A statistical framework for query translation disambiguation

  • Authors:
  • Yi Liu;Rong Jin;Joyce Y. Chai

  • Affiliations:
  • Michigan State University, MI;Michigan State University, MI;Michigan State University, MI

  • Venue:
  • ACM Transactions on Asian Language Information Processing (TALIP)
  • Year:
  • 2006

Quantified Score

Hi-index 0.00

Visualization

Abstract

Resolving ambiguity in the process of query translation is crucial to cross-language information retrieval (CLIR), given the short length of queries. This problem is even more challenging when only a bilingual dictionary is available, which is the focus of our work described here. In this paper, we will present a statistical framework for dictionary-based CLIR that estimates the translation probabilities of query words based on the monolingual word co-occurrence statistics. In addition, we will present two realizations of the proposed framework, i.e., the “maximum coherence model” and the “spectral query-translation model,” that exploit different metrics for the coherence measurement between a translation of a query word and the theme of the entire query.
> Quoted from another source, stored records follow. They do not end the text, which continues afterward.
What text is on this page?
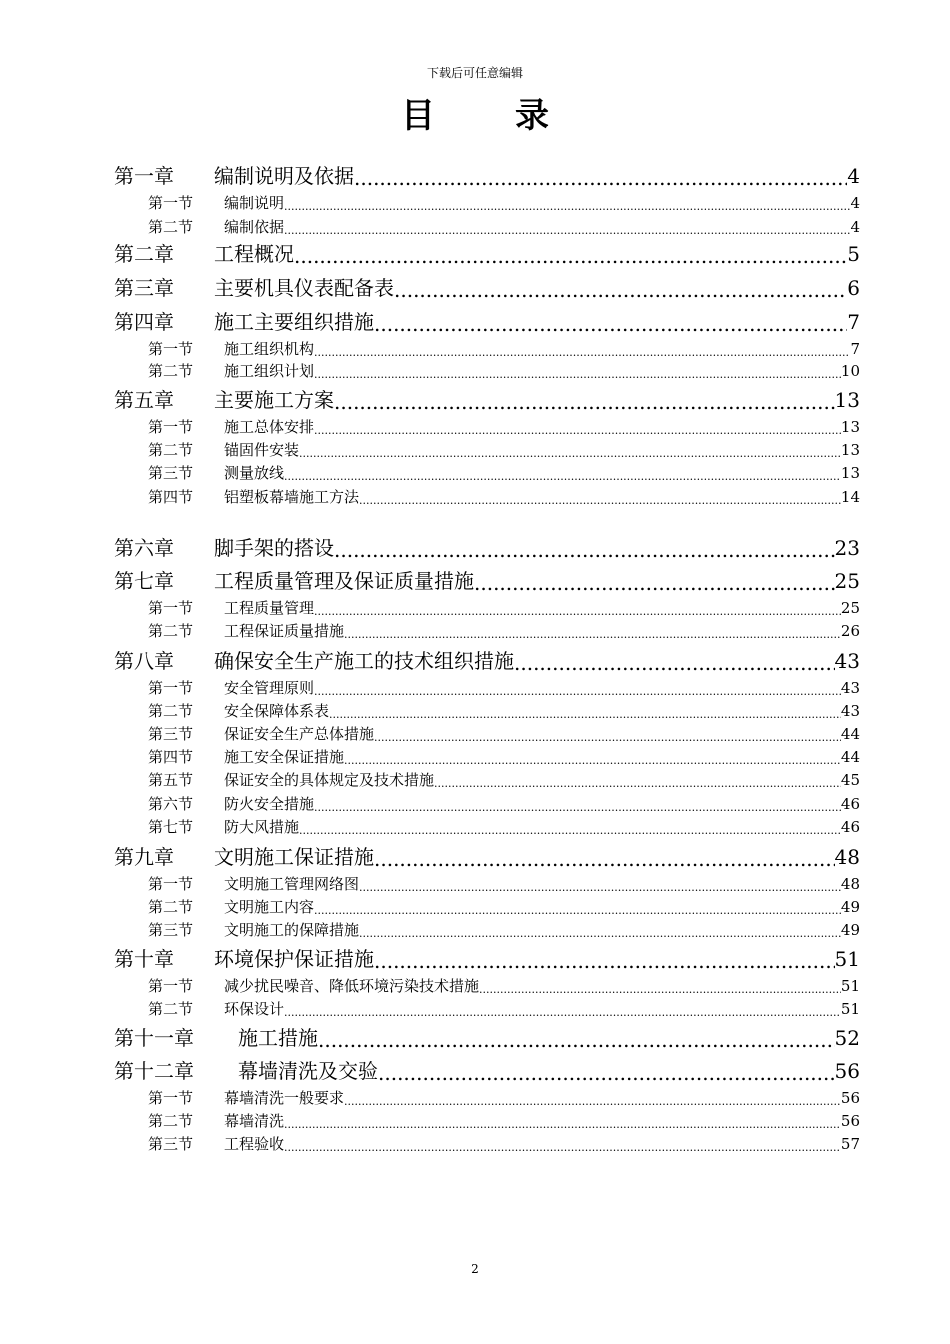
下载后可任意编辑
目录
第一章	编制说明及依据 .....	4
第一节	编制说明 .....	4
第二节	编制依据 .....	4
第二章	工程概况 .....	5
第三章	主要机具仪表配备表 .....	6
第四章	施工主要组织措施 .....	7
第一节	施工组织机构 .....	7
第二节	施工组织计划 .....	10
第五章	主要施工方案 .....	13
第一节	施工总体安排 .....	13
第二节	锚固件安装 .....	13
第三节	测量放线 .....	13
第四节	铝塑板幕墙施工方法 .....	14
第六章	脚手架的搭设 .....	23
第七章	工程质量管理及保证质量措施 .....	25
第一节	工程质量管理 .....	25
第二节	工程保证质量措施 .....	26
第八章	确保安全生产施工的技术组织措施 .....	43
第一节	安全管理原则 .....	43
第二节	安全保障体系表 .....	43
第三节	保证安全生产总体措施 .....	44
第四节	施工安全保证措施 .....	44
第五节	保证安全的具体规定及技术措施 .....	45
第六节	防火安全措施 .....	46
第七节	防大风措施 .....	46
第九章	文明施工保证措施 .....	48
第一节	文明施工管理网络图 .....	48
第二节	文明施工内容 .....	49
第三节	文明施工的保障措施 .....	49
第十章	环境保护保证措施 .....	51
第一节	减少扰民噪音、降低环境污染技术措施 .....	51
第二节	环保设计 .....	51
第十一章	施工措施 .....	52
第十二章	幕墙清洗及交验 .....	56
第一节	幕墙清洗一般要求 .....	56
第二节	幕墙清洗 .....	56
第三节	工程验收 .....	57
2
Compared to previous work on dictionary-based CLIR, the proposed framework is advantageous in three aspects: (1) Translation probabilities are calculated explicitly to capture the uncertainty in translating queries; (2) translations of all query words are estimated simultaneously rather than independently; and (3) the formulated problem can be solved efficiently with a unique optimal solution. Empirical studies with Chinese--English cross-language information retrieval using TREC datasets have shown that the proposed models achieve a relative 10%--50% improvement, compared to other approaches that also exploit word co-occurrence statistics for query translation disambiguation.